Projeto de remição de pena pela leitura será implantado em Santarém

As ações do Projeto “A Leitura que Liberta” que viabiliza a remissão de pena a detentos do Sistema Penitenciário do Estado por meio da leitura de livros e produção textual, até então restritas à Região Metropolitana de Belém (RMB), serão expandidas, a partir de agora, para os municípios de Santarém, Marabá e Abaetetuba.
Para colocar em prática esse propósito, dirigentes do Tribunal de Justiça do Estado (TJPA), da Secretaria de Estado de Educação (Seduc), da Superintendência do Sistema Penitenciário do Pará (Susipe) e Defensoria Pública do Estado assinaram Acordo de Cooperação Técnica no Salão Nobre do TJPA na segunda-feira (11/06).
O projeto contribui para diminuir a pena privativa de liberdade por meio da sistemática em que a cada obra lida e produção escrita elaborada em 30 dias são descontados quatro dias da pena total do detento, ou seja, 12 livros lidos ao ano correspondem a 48 dias a menos da pena.
Com vigência de três anos do projeto, o Acordo de Cooperação Técnica viabiliza a implantação das ações, inicialmente, no Centro de Recuperação Agrícola Mariano Antunes (Crama), em Marabá; Centro de Recuperação Feminino de Marabá; Centro de Recuperação Regional Sílvio Hall de Moura, em Santarém; Centro de Recuperação Feminino de Santarém e no Centro de Recuperação Regional de Abaetetuba.

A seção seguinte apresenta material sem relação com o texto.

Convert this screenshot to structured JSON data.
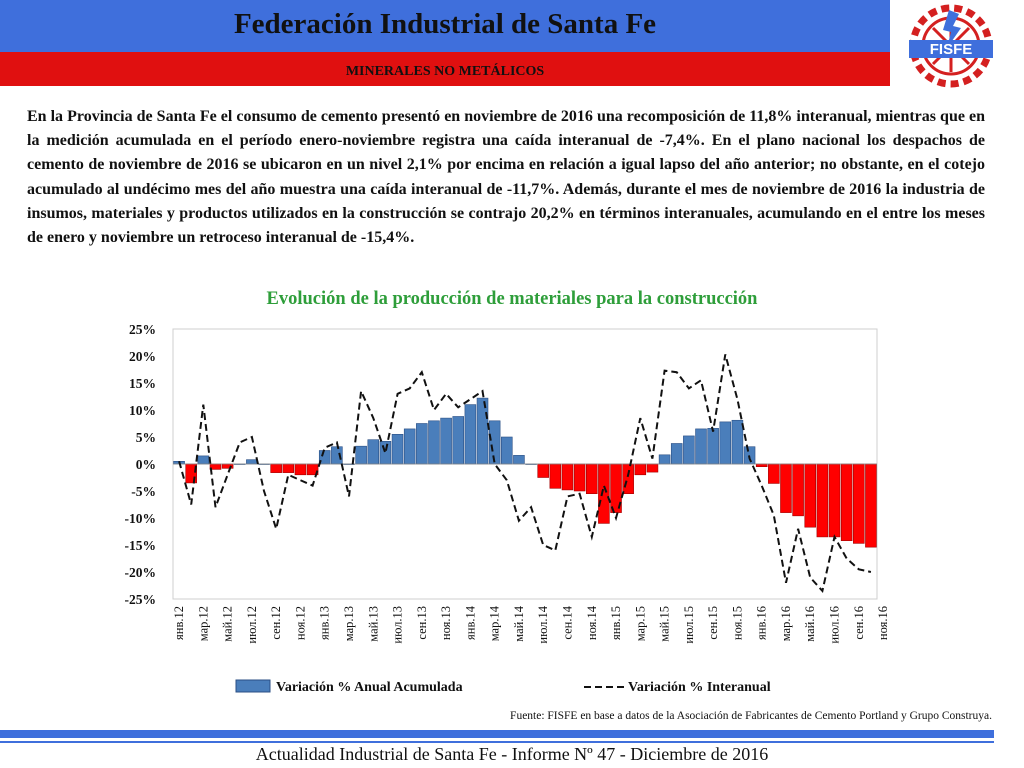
{
  "header": {
    "title": "Federación Industrial de Santa Fe",
    "subtitle": "MINERALES NO METÁLICOS",
    "logo_text": "FISFE",
    "colors": {
      "blue": "#3f6fdc",
      "red": "#e01010"
    }
  },
  "paragraph": "En la Provincia de Santa Fe el consumo de cemento presentó en noviembre de 2016 una recomposición de 11,8% interanual, mientras que en la medición acumulada en el período enero-noviembre registra una caída interanual de -7,4%. En el plano nacional los despachos de cemento de noviembre de 2016 se ubicaron en un nivel 2,1% por encima en relación a igual lapso del año anterior; no obstante, en el cotejo acumulado al undécimo mes del año muestra una caída interanual de -11,7%. Además, durante el mes de noviembre de 2016 la industria de insumos, materiales y productos utilizados en la construcción se contrajo 20,2% en términos interanuales, acumulando en el entre los meses de enero y noviembre un retroceso interanual de -15,4%.",
  "chart_data": {
    "type": "bar",
    "title": "Evolución de la producción de materiales para la construcción",
    "y_ticks": [
      "25%",
      "20%",
      "15%",
      "10%",
      "5%",
      "0%",
      "-5%",
      "-10%",
      "-15%",
      "-20%",
      "-25%"
    ],
    "ylim": [
      -25,
      25
    ],
    "x_tick_labels": [
      "янв.12",
      "мар.12",
      "май.12",
      "июл.12",
      "сен.12",
      "ноя.12",
      "янв.13",
      "мар.13",
      "май.13",
      "июл.13",
      "сен.13",
      "ноя.13",
      "янв.14",
      "мар.14",
      "май.14",
      "июл.14",
      "сен.14",
      "ноя.14",
      "янв.15",
      "мар.15",
      "май.15",
      "июл.15",
      "сен.15",
      "ноя.15",
      "янв.16",
      "мар.16",
      "май.16",
      "июл.16",
      "сен.16",
      "ноя.16"
    ],
    "series": [
      {
        "name": "Variación % Anual Acumulada",
        "kind": "bar",
        "positive_color": "#4a7ebb",
        "negative_color": "#ff0000",
        "values": [
          0.5,
          -3.5,
          1.5,
          -1,
          -0.8,
          0,
          0.8,
          0,
          -1.6,
          -1.6,
          -2,
          -2,
          2.5,
          3.2,
          0,
          3.3,
          4.5,
          4.2,
          5.5,
          6.5,
          7.5,
          8,
          8.5,
          8.8,
          11,
          12.2,
          8,
          5,
          1.6,
          0,
          -2.5,
          -4.5,
          -4.8,
          -5,
          -5.5,
          -11,
          -9,
          -5.5,
          -2,
          -1.5,
          1.7,
          3.8,
          5.2,
          6.5,
          6.6,
          7.8,
          8.1,
          3.2,
          -0.5,
          -3.6,
          -9,
          -9.6,
          -11.7,
          -13.5,
          -13.5,
          -14.2,
          -14.7,
          -15.4
        ]
      },
      {
        "name": "Variación % Interanual",
        "kind": "line",
        "color": "#111111",
        "values": [
          0.5,
          -7.5,
          11,
          -8,
          -2,
          4,
          5,
          -5,
          -12,
          -2,
          -3,
          -4,
          3,
          4,
          -6,
          13.5,
          8.5,
          2,
          13,
          14,
          17,
          10,
          13,
          10.5,
          12,
          13.5,
          0,
          -3,
          -10.5,
          -8,
          -15,
          -16,
          -6,
          -5.5,
          -13.5,
          -4,
          -10,
          -2,
          8.5,
          1,
          17.3,
          17,
          14,
          15.5,
          6,
          20.3,
          12,
          1,
          -4,
          -9.5,
          -22,
          -12,
          -21,
          -23.5,
          -13.5,
          -17.5,
          -19.5,
          -20
        ]
      }
    ],
    "legend_position": "bottom",
    "grid": false
  },
  "source": "Fuente: FISFE en base a datos de la Asociación de Fabricantes de Cemento Portland y Grupo Construya.",
  "footer": "Actualidad Industrial de Santa Fe - Informe Nº 47 - Diciembre de 2016"
}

O projeto também deverá chegar, em breve, a outras unidades prisionais nos municípios de Tucuruí, Bragança, Cametá, Altamira, Mocajuba, Salinópolis, Itaituba, Capanema e Redenção.
Caminhos
O projeto “A Leitura que liberta” começou as atividades em 2015, abrangendo as unidades prisionais Centro de Recuperação Feminino (CRF), Centro de Progressão Penitenciária (CPP 2), Colônia Penal Agrícola de Santa Izabel (Cepase) e Centro de Recuperação Regional de Cametá (CRRCAM), em Belém, e ainda o Centro de Recuperação Regional de Castanhal (CRRCA), em Castanhal.  Em 2018, o projeto chegou ao Centro de Recuperação do Coqueiro (CRC) e Presídio Estadual Metropolitano (PEM I). O projeto atende 140 detentos na Grande Belém e Castanhal, mediante a atuação de 14 professores, de acordo com levantamento da Seduc.
Agora, a partir com Acordo de Cooperação Técnica, serão formadas turmas de detentos a serem atendidos nas unidades prisionais de Abaetetuba, Marabá e Santarém. São sempre dois professores por unidade prisional. De 215 até abril de 2017, 480 detentos leitores foram atendidos pelo Projeto “A Liberdade que Liberta”.